Last Monday, I had the joy and delight of giving a lecture about medieval mysticism, focussing on some foundations (so, Evagrius and Cassian, basically) and then really on the fourteenth-century English mystics — Walter Hilton, Richard Rolle, Julian of Norwich, Margery Kempe, The Cloud of Unknowing, The Abbey of the Holy Ghost. All of my students were required to read a large chunk of Julian of Norwich, and for-credit students will also have read one of the others for an essay assignment.
One student read The Cloud of Unknowing, Rolle’s Fire of Love, and then The Cloud of Unknowing again while working on the essay, and then Julian of Norwich’s Revelations of Divine Love for class. She declared that she wanted to become a medieval mystic. Another student admitted to being bitter a lot of the time, but that reading The Cloud and Julian filled him with sweetness.
I, too, am fond of reading medieval mystics. Of those covered for this class, I like best Julian of Norwich and The Cloud of Unknowing. I also have a fondness (almost typed fandom!) for early Cistercians, especially St Bernard of Clairvaux and William of St-Thierry. I have to admit, though, that my exposure to St Hildegard is too shallow, and the promising beginning I made in reading St Catherine of Siena was cut short by other affairs.
As you may guess, the contemplative/mystic types I spend more time with are late antique and Byzantine besides modern Orthodox pray-ers — St Theophan the Recluse, St Porphyrios, St Sophrony, Met. Anthony Bloom, and others.
I must confess, however, that I am very poor mystic/contemplative. Reading about high ideals stirs my heart, makes me want to climb those mountains and put in that hard labour. But acedia sets in. Sloth is easier than asceticism, right?
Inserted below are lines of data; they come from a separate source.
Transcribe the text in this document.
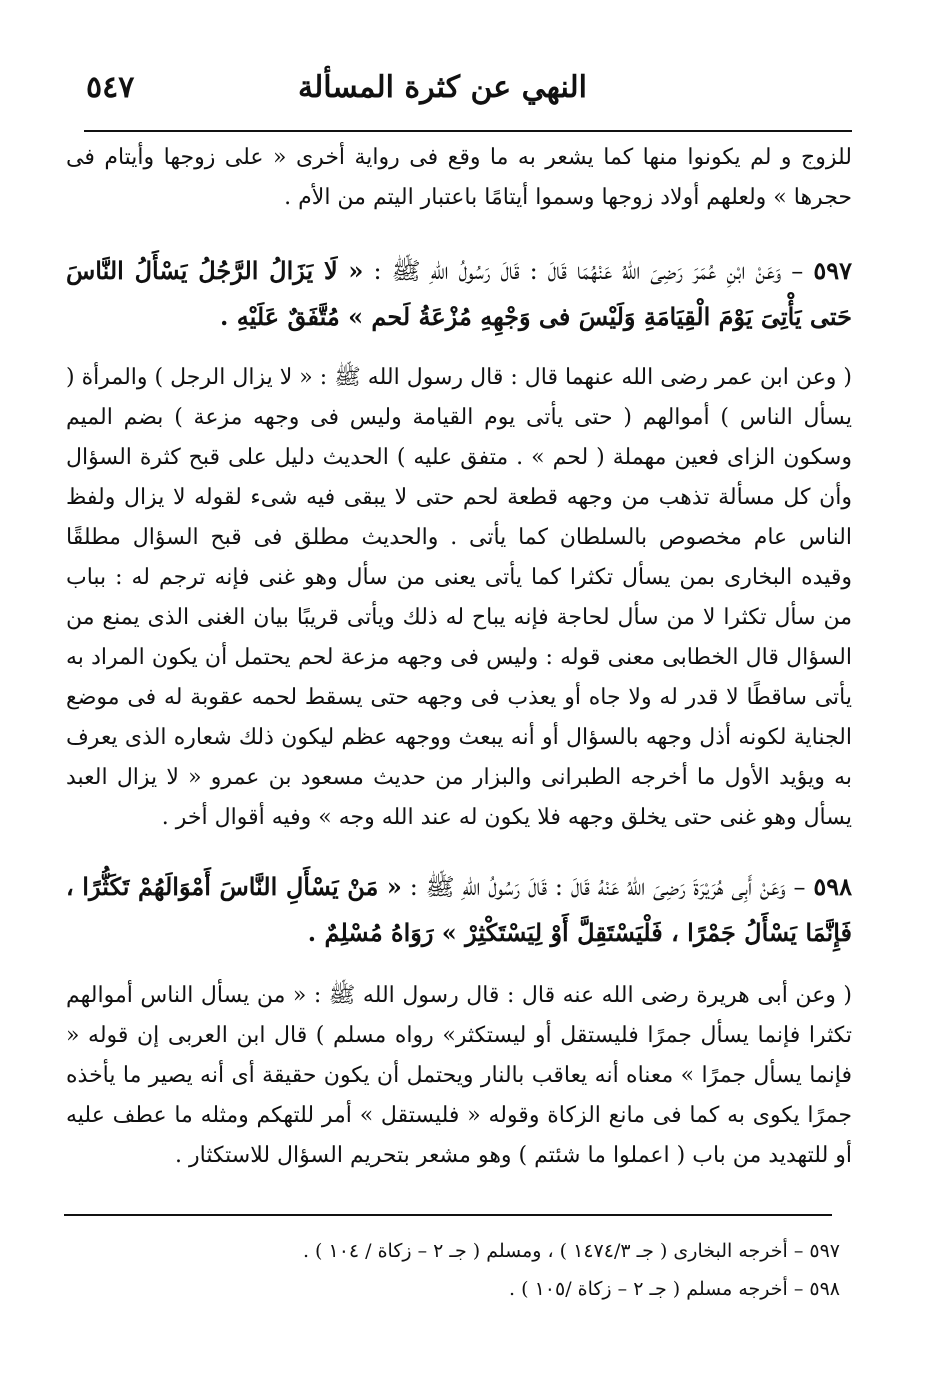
النهي عن كثرة المسألة
٥٤٧

للزوج و لم يكونوا منها كما يشعر به ما وقع فى رواية أخرى « على زوجها وأيتام فى حجرها » ولعلهم أولاد زوجها وسموا أيتامًا باعتبار اليتم من الأم .

٥٩٧ – وَعَنْ ابْنِ عُمَرَ رَضِىَ اللهُ عَنْهُمَا قَالَ : قَالَ رَسُولُ اللهِ ﷺ : « لَا يَزَالُ الرَّجُلُ يَسْأَلُ النَّاسَ حَتى يَأْتِىَ يَوْمَ الْقِيَامَةِ وَلَيْسَ فى وَجْهِهِ مُزْعَةُ لَحم » مُتَّفَقٌ عَلَيْهِ .

( وعن ابن عمر رضى الله عنهما قال : قال رسول الله ﷺ : « لا يزال الرجل ) والمرأة ( يسأل الناس ) أموالهم ( حتى يأتى يوم القيامة وليس فى وجهه مزعة ) بضم الميم وسكون الزاى فعين مهملة ( لحم » . متفق عليه ) الحديث دليل على قبح كثرة السؤال وأن كل مسألة تذهب من وجهه قطعة لحم حتى لا يبقى فيه شىء لقوله لا يزال ولفظ الناس عام مخصوص بالسلطان كما يأتى . والحديث مطلق فى قبح السؤال مطلقًا وقيده البخارى بمن يسأل تكثرا كما يأتى يعنى من سأل وهو غنى فإنه ترجم له : بباب من سأل تكثرا لا من سأل لحاجة فإنه يباح له ذلك ويأتى قريبًا بيان الغنى الذى يمنع من السؤال قال الخطابى معنى قوله : وليس فى وجهه مزعة لحم يحتمل أن يكون المراد به يأتى ساقطًا لا قدر له ولا جاه أو يعذب فى وجهه حتى يسقط لحمه عقوبة له فى موضع الجناية لكونه أذل وجهه بالسؤال أو أنه يبعث ووجهه عظم ليكون ذلك شعاره الذى يعرف به ويؤيد الأول ما أخرجه الطبرانى والبزار من حديث مسعود بن عمرو « لا يزال العبد يسأل وهو غنى حتى يخلق وجهه فلا يكون له عند الله وجه » وفيه أقوال أخر .

٥٩٨ – وَعَنْ أَبِى هُرَيْرَةَ رَضِىَ اللهُ عَنْهُ قَالَ : قَالَ رَسُولُ اللهِ ﷺ : « مَنْ يَسْأَلِ النَّاسَ أَمْوَالَهُمْ تَكَثُّرًا ، فَإِنَّمَا يَسْأَلُ جَمْرًا ، فَلْيَسْتَقِلَّ أَوْ لِيَسْتَكْثِرْ » رَوَاهُ مُسْلِمٌ .

( وعن أبى هريرة رضى الله عنه قال : قال رسول الله ﷺ : « من يسأل الناس أموالهم تكثرا فإنما يسأل جمرًا فليستقل أو ليستكثر» رواه مسلم ) قال ابن العربى إن قوله « فإنما يسأل جمرًا » معناه أنه يعاقب بالنار ويحتمل أن يكون حقيقة أى أنه يصير ما يأخذه جمرًا يكوى به كما فى مانع الزكاة وقوله « فليستقل » أمر للتهكم ومثله ما عطف عليه أو للتهديد من باب ( اعملوا ما شئتم ) وهو مشعر بتحريم السؤال للاستكثار .

٥٩٧ – أخرجه البخارى ( جـ ١٤٧٤/٣ ) ، ومسلم ( جـ ٢ – زكاة / ١٠٤ ) .
٥٩٨ – أخرجه مسلم ( جـ ٢ – زكاة /١٠٥ ) .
I recently went through a stretch where I had not been reading any Orthodox elders or late antique monks. One night, I decided to push through a portion of St Silouan the Athonite by St Sophrony (a very dense but powerful book). And I felt my spirits lightened and my resolve quickened by this experience. Reading holy literature is not wasted.
I remind myself of a story from the Egyptian desert about a monk complaining to an old man that he listens to the elders and hears the Scriptures but can’t for the life of him remember the teachings. The old man told him to take two clay pots that were dusty and dirty. Leave one alone, and pour oil into the other. Then pour the oil out. Then repeat several times. “Which is cleaner?” the old man asked. “The one I poured the oil into,” was the response.
Let’s bring this back to the mystics, then. I have expressed my misgivings about us unspiritual meatheads reading The Cloud of Unknowing on this blog. Yet perhaps the story from the desert is telling us that if we have the will or desire for these good things, then even advanced books like that are not lost on us.
So go on reading your medieval mystics, gentle reader. May you be made more pure of heart as a result.